教室ひとつ撮影するのにも角度の指定が細かくあり、思いの外面倒くさいバイトだと今頃になって気付いてしまった。
「はあ…帰りたい」
普段なら言わないはずの独り言も、誰もいないからと油断してつい零してしまう。
「じゃあ帰れば良いんじゃねーのか?」
「!!」
「あっ!」
「あっ!あああ…!」
急に後ろから聞こえてきた声に驚いて、うっかりカメラを落としてしまった。
ガシャン!と嫌な音をたてて、プラスチックの破片が飛ぶ。
慌てて拾い上げて無事かどうか見てみても、素人で機械音痴の私にすぐにわかる筈はなく、試しに適当な場所を撮ってみる。
が、シャッターにはある筈の重さがない。
「こわれた…」
最悪だ…岸辺露伴先生に嫌味を言われて殺されてしまう…と絶望していたら、私に声をかけてきた彼が「ホンットに悪い!」と謝りながら駆け寄ってきた。
彼は同じクラスの東方くんだった。
「…壊れた?」
「…どうしよう」
「ちょっと俺に見せてくれねーか?」
「え?」
東方くんにカメラを渡す。
シャッターがきれないってことは直し様がないと思うのだけど、もしかしたら東方くんは機械に強いのかも、なんて淡い期待も抱いてしまう。

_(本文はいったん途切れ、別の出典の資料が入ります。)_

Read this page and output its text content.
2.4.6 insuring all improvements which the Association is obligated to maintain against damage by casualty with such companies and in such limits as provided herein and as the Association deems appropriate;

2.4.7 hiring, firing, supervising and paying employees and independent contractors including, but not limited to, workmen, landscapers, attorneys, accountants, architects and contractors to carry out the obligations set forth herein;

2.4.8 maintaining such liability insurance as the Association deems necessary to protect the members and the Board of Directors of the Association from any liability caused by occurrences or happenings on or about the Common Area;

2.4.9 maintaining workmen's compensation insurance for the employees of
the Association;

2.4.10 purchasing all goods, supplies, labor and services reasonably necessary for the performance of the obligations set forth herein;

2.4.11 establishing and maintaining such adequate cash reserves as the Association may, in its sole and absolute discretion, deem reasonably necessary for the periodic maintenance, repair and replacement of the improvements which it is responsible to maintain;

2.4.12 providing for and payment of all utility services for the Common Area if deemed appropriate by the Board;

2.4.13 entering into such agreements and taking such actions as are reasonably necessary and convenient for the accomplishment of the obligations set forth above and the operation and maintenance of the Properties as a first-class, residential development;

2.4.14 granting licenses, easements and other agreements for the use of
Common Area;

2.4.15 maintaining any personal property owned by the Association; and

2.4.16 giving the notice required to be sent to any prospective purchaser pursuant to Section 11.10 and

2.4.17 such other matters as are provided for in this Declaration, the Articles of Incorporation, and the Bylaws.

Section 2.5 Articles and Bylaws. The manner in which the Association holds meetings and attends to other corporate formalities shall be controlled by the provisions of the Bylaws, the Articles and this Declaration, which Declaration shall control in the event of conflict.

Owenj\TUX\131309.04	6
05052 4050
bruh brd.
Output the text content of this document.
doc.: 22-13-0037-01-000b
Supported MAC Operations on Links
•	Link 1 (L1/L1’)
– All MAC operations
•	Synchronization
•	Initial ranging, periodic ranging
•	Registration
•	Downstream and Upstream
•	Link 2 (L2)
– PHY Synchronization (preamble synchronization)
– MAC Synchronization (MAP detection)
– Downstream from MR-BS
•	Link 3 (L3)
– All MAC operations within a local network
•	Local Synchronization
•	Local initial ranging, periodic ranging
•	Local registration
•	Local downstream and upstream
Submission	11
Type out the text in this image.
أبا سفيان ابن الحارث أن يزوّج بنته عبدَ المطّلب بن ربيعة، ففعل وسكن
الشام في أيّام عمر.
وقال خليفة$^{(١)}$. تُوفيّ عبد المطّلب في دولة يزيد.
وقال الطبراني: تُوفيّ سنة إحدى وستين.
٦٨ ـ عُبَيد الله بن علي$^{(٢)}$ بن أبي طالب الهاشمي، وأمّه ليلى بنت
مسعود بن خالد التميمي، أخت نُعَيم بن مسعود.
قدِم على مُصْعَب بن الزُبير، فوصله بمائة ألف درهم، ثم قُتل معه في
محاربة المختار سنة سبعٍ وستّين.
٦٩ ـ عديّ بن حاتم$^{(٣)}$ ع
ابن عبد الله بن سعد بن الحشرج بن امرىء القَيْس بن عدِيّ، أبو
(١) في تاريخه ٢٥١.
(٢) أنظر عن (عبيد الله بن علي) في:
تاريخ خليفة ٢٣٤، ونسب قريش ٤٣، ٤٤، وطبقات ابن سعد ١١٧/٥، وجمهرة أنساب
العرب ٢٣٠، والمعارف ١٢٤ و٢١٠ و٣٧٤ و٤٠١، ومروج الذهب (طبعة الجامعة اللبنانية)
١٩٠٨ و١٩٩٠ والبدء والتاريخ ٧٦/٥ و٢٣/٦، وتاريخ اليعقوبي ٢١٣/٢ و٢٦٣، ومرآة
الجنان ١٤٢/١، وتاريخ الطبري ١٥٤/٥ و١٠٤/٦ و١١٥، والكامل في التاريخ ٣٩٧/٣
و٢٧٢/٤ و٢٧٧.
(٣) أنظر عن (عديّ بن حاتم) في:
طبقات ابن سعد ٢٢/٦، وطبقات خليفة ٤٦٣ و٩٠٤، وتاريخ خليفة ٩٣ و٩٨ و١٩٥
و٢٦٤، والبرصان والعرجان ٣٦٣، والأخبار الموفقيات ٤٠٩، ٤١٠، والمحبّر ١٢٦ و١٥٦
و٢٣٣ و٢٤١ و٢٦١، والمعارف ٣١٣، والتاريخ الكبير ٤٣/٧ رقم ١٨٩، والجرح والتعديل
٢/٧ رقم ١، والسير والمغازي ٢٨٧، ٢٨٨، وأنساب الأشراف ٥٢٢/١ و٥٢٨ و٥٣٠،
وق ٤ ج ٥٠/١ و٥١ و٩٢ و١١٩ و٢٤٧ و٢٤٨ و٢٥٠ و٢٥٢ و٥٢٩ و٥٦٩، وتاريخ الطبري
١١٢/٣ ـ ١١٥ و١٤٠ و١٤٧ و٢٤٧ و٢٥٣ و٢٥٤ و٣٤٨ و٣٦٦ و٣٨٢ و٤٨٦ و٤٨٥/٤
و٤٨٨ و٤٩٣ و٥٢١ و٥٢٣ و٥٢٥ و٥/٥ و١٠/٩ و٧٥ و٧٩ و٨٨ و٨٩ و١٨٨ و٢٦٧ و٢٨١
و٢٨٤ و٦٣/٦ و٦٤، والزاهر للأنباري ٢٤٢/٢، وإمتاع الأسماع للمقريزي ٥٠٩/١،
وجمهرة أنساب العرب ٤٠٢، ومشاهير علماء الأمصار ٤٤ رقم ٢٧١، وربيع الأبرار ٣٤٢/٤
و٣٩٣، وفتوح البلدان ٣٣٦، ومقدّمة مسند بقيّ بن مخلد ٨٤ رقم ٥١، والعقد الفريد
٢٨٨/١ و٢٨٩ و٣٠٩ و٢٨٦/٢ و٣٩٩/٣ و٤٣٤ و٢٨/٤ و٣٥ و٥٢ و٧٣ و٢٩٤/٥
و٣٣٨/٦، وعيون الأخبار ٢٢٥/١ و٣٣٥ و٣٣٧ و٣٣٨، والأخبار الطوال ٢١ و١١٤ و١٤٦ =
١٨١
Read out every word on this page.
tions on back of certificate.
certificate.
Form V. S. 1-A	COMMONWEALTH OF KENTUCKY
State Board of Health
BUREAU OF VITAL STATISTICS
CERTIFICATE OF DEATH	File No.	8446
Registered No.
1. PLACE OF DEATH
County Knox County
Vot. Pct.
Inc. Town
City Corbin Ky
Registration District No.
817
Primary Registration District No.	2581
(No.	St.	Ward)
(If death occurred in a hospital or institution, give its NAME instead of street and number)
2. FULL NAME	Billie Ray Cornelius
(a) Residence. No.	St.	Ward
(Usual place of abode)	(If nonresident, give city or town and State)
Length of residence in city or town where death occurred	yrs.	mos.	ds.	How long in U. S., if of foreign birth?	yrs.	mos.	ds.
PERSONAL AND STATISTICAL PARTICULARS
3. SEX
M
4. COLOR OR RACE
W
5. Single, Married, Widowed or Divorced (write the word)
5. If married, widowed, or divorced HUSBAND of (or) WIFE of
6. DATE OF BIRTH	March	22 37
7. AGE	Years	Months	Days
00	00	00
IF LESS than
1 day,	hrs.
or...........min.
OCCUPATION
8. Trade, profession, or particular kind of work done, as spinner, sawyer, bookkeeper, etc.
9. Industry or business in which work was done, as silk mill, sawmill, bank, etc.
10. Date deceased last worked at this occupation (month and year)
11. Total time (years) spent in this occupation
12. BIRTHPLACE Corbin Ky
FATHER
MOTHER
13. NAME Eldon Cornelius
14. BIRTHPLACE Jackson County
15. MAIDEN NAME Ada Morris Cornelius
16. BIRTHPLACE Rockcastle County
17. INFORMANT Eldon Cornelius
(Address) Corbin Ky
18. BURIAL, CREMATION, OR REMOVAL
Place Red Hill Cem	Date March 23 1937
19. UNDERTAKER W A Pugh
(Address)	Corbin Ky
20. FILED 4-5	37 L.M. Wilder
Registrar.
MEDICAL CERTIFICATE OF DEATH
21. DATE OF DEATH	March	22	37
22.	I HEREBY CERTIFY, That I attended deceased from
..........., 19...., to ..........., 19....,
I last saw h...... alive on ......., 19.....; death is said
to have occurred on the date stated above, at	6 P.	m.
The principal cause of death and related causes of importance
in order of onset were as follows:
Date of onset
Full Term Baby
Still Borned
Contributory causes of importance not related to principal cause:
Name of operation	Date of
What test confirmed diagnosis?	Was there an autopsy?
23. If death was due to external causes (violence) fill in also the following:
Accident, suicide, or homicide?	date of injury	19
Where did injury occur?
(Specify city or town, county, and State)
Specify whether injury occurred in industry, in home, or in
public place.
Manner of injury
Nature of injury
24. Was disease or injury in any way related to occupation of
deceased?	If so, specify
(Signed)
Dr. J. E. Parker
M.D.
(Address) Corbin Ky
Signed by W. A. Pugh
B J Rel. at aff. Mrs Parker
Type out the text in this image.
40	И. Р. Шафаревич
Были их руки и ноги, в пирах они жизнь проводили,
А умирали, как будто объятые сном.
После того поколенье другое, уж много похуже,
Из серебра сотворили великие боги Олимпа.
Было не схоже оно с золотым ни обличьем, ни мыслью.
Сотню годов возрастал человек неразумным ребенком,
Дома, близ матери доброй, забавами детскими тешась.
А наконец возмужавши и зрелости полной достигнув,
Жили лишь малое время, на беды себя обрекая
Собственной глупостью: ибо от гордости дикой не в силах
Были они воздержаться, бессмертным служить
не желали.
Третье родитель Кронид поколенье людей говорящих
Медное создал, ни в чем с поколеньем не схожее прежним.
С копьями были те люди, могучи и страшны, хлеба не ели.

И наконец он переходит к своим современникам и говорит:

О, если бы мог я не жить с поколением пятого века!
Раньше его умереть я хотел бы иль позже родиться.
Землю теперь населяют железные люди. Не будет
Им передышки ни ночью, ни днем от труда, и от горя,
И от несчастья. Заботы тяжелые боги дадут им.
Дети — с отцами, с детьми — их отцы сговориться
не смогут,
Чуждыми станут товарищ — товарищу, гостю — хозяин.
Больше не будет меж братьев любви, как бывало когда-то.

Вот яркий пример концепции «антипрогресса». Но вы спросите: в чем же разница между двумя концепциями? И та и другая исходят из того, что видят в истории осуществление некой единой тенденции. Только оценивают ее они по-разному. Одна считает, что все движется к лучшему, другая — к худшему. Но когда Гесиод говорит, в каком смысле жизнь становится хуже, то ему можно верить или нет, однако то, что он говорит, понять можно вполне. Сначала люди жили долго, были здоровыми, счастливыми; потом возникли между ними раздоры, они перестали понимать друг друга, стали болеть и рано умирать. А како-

だって、いくら使い捨てとはいっても、あの岸辺露伴先生から預かったカメラなんだもの。
けれども東方くんはカメラをあちこち覗くように見回すだけで、修理しようという素振りすら見せない。
それなのに、壊れているはずのカメラを構えて「名字、ピース」なんて言う。
「ピース…?って、え?」
カシャッとシャッターをきる音がする。
「壊れてなかったぜ?」
「え?嘘だあ。だって、シャッターがちゃんと動かなくて…」
「でも今動いたろ?ホラ、もう落とすなよ!」
私にカメラを渡して東方くんは帰ってしまった。
確かに動かなかったのになあ、と私が試しに使ってみても、やっぱり写真は取れているようだ。
「…東方くんは魔法使いなんだろうか」
再び独り言を零してから、私も違う風景を撮るために教室を後にした。
「…なんだ、この写真は」
「…うふっ」
「可愛子ぶったって無駄だぞ。可愛くないからな」
「うう…」
岸辺露伴先生がヒラヒラと私に見せつけてくるのは、先日のアルバイトで撮った写真のうちの一枚。
私が情けない表情でピースしている写真である。
「名前が撮ったものじゃあないな?」
「はい…」
「何で君が写る事に?」
「カメラが壊れたかもしれないって…じゃあ試し撮りしよう、的な…それでクラスの男の子に撮られまして…」
露伴先生は眉間にシワを寄せて「もう少し日本語を勉強したほうがいいぜ」と私を真面目にバカにした。
私が写っている写真はそのあと何度交渉しても返してもらえず、いつか使うかもしれないし捨てるかもしれない資料として露伴先生の職場に保管される事になってしまった。